Pirates of the Mediterranean

Pirates have boarded a US$36million yacht popular with celebrities and robbed its passengers and crew of more than US$180,000 in cash.

Just before midnight, the gang of four masked men pulled up alongside the 178ft Tiara in a rubber dinghy off Porto Vecchio in southern Corsica, then stormed aboard wielding handguns and rifles.

Speaking French with a Corsican accent they ordered the captain to empty the boat’s safe then told the nine guests — who had paid US$240,000 for their one week charter — to hand over cash.
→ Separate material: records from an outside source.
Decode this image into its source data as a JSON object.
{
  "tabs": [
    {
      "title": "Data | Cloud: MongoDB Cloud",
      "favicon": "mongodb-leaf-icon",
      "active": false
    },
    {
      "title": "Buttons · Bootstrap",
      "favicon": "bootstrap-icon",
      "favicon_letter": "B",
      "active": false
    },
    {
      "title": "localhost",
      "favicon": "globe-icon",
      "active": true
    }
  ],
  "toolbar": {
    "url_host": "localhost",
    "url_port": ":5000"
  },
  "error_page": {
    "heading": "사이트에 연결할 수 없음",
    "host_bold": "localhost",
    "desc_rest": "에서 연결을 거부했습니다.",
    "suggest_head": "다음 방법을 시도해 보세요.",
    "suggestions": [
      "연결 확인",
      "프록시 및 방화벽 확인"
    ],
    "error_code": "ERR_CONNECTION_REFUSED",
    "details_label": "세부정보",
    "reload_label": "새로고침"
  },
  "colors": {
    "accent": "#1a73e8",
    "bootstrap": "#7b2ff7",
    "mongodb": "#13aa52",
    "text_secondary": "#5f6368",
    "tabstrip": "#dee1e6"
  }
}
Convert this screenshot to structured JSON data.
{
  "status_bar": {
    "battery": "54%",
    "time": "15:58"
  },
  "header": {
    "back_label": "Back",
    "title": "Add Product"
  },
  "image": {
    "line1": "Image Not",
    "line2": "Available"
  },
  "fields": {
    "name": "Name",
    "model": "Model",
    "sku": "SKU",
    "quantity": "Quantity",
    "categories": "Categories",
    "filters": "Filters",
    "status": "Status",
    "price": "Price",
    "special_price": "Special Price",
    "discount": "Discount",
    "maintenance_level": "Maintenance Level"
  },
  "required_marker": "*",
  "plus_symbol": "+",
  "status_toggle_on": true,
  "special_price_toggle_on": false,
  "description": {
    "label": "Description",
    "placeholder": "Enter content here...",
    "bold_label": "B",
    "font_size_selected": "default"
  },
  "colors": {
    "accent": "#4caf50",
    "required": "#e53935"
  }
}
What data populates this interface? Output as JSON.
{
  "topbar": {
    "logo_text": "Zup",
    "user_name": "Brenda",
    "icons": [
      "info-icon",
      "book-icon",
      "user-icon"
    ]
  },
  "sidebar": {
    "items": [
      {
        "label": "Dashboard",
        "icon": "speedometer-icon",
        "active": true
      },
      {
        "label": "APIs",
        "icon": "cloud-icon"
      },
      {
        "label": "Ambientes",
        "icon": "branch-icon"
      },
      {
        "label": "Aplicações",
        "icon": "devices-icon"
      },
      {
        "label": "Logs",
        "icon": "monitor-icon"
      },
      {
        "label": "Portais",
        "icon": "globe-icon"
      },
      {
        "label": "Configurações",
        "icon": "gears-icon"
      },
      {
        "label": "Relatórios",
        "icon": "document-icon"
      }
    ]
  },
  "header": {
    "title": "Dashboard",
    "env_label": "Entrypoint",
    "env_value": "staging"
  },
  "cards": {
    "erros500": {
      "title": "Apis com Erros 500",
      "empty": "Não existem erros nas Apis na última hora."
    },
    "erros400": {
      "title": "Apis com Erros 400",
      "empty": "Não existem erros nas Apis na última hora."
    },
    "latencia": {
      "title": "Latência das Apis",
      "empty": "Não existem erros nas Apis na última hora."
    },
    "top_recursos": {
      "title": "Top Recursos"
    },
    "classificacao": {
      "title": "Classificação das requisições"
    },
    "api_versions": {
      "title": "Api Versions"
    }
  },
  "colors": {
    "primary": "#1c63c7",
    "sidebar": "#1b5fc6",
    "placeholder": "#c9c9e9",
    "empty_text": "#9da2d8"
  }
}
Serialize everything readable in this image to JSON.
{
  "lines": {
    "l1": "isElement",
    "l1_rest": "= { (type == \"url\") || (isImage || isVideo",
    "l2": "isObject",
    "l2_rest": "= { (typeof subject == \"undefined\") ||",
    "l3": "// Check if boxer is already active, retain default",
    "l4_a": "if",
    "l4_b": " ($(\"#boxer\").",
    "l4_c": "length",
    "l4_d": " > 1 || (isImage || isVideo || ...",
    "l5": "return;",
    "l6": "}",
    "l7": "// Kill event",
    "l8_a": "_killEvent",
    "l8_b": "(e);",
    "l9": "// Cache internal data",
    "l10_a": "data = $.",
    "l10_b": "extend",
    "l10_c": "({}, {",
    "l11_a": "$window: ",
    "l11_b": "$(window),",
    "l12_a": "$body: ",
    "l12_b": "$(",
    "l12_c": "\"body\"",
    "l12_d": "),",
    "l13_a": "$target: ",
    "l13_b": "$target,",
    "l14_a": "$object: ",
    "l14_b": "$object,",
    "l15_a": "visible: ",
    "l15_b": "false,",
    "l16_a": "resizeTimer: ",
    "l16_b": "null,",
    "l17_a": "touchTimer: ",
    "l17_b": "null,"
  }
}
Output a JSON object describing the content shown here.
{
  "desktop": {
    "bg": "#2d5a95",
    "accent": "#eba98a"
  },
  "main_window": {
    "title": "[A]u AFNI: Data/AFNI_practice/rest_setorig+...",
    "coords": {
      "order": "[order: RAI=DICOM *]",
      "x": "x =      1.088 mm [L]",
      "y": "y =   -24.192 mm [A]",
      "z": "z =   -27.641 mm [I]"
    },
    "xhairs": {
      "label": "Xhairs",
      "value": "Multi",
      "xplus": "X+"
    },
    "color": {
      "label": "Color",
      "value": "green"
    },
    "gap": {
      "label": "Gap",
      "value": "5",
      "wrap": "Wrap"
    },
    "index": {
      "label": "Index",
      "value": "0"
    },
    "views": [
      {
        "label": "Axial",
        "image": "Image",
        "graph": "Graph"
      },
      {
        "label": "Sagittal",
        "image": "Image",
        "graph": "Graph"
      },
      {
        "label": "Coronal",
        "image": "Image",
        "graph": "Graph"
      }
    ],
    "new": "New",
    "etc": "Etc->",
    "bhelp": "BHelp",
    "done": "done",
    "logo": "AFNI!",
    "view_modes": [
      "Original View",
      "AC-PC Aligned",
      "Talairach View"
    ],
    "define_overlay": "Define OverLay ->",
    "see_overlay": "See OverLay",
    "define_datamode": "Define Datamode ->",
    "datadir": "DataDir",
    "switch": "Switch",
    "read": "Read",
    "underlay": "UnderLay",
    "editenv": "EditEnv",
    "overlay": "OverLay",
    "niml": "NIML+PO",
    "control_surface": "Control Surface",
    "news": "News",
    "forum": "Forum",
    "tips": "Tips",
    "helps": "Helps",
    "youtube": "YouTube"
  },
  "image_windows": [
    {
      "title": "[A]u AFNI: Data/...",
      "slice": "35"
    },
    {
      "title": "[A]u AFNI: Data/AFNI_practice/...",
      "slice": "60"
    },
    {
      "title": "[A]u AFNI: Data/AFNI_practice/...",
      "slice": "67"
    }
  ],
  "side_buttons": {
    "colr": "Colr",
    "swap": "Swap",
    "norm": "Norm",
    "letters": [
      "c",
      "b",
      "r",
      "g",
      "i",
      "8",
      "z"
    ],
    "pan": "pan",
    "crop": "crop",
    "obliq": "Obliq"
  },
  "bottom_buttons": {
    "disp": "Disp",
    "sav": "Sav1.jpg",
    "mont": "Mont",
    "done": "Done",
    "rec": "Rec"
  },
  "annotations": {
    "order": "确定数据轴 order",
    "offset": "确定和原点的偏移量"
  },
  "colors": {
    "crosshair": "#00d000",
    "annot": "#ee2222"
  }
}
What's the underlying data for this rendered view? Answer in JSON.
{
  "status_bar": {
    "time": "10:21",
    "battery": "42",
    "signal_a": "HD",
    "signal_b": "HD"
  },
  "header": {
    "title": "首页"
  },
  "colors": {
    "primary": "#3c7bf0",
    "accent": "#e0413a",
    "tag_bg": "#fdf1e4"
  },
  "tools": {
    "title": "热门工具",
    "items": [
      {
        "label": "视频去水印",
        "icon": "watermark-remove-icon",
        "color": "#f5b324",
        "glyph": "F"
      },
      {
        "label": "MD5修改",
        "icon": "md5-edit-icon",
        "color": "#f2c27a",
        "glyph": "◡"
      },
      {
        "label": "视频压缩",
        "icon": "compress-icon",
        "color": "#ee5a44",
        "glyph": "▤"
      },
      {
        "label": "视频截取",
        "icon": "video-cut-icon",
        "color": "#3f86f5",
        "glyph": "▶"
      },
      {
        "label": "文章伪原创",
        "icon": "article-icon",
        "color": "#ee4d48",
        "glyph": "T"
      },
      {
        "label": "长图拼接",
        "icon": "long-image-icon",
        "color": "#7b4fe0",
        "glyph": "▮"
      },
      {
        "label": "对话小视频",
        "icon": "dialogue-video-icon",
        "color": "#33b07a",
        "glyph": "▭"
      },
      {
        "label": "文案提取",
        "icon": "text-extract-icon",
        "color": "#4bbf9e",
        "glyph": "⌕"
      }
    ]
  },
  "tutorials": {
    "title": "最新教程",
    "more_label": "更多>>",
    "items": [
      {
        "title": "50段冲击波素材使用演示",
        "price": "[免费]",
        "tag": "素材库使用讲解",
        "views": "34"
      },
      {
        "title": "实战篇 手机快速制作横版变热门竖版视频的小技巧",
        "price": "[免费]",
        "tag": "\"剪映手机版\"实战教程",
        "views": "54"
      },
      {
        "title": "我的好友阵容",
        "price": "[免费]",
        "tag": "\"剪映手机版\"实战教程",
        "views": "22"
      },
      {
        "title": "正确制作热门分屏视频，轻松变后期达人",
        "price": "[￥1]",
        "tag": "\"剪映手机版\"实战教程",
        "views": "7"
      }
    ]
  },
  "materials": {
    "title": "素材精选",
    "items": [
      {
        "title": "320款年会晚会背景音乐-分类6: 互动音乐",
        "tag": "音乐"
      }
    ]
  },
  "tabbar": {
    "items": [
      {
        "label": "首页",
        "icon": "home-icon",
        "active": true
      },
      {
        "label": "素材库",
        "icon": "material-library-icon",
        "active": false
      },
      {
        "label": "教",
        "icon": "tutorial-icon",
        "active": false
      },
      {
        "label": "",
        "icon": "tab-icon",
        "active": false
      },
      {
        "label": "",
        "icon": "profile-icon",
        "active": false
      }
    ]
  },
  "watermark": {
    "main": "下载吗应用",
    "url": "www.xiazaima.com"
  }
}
The French captain and his crew, as recommended, did not fight back. Within ten minutes of boarding the lavish craft, one of the world’s most expensive privately-owned sailing yachts, the gang had vanished. No shots were fired and nobody was hurt.

“The operation only took a few minutes and, apart from the threat of their weapons, the robbers did not commit violence against the ship’s occupants,” according to a source.

The vessel is owned by Israeli millionaire Jonathan Leitersdorf, and is up for sale. At the time of the attack there were German financiers on board.

Robberies from yachts are common in the Gulf of Aden and in parts of the Caribbean, but the French coastguard said last night that until this attack there had been no notable piracy raids on large vessels for several years.